The generation of accountability and justice in this scenario is difficult to think of but not impossible to accomplish. Whatever we have on lynchings in the public sphere are commentaries that act like endless laments. Our first challenge as a society is to stop this current spate of lynchings and protect future victims of such acts. This violence against Dalits, women, religious and sexual minorities, and the poor should not be seen as new: It is a part of the violence that these communities have repeatedly faced over time. The real reason that these persons are overwhelmingly the victims of recent lynchings is because of who they are. The WhatsApp rumors are just the latest reason to revisit historical violence on them.

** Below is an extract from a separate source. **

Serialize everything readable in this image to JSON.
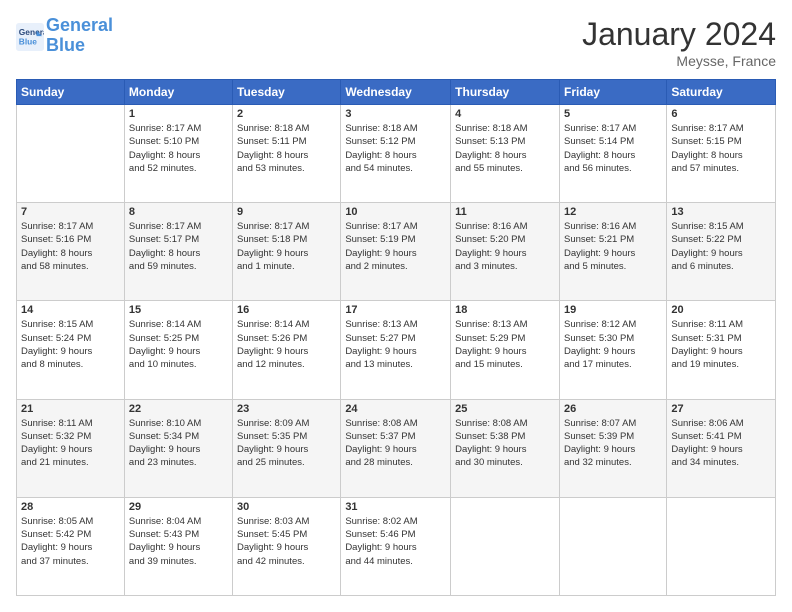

We as a society need to break out of these cycles of endless violence if we are to survive first as a humane society and then as a republic. The first step in that direction is to see the violence for what it is – a re-enactment of historical distrust, animosity, and prejudice against weaker groups. The second step is to prevail upon the political establishment to accept part of the guilt for these deaths. After all, it is the politicians that have been pushing forward agendas that divide populations on whatever the latest ethnic schema is – native versus outsider, Hindu versus Muslim, tribal versus non-tribal, men versus women, rich versus the poor, and so on. Third, is to let the political establishment know that the politics of division will not lead to electoral payoffs. These payoffs are the only reason parties still indulge in divisive behavior. Fourth, the mechanism of justice must be swift and ruthless in apportioning responsibility for mob murder. This would mean some burden on the police system, but mob violence has low conviction rates because it is extremely difficult to forensically lay guilt on large numbers of people. However, there is ample evidence from videos and photographs that can be harnessed to bring the guilty to justice. Finally, the public pursuit of institutional justice for these victims should be collective and relentless.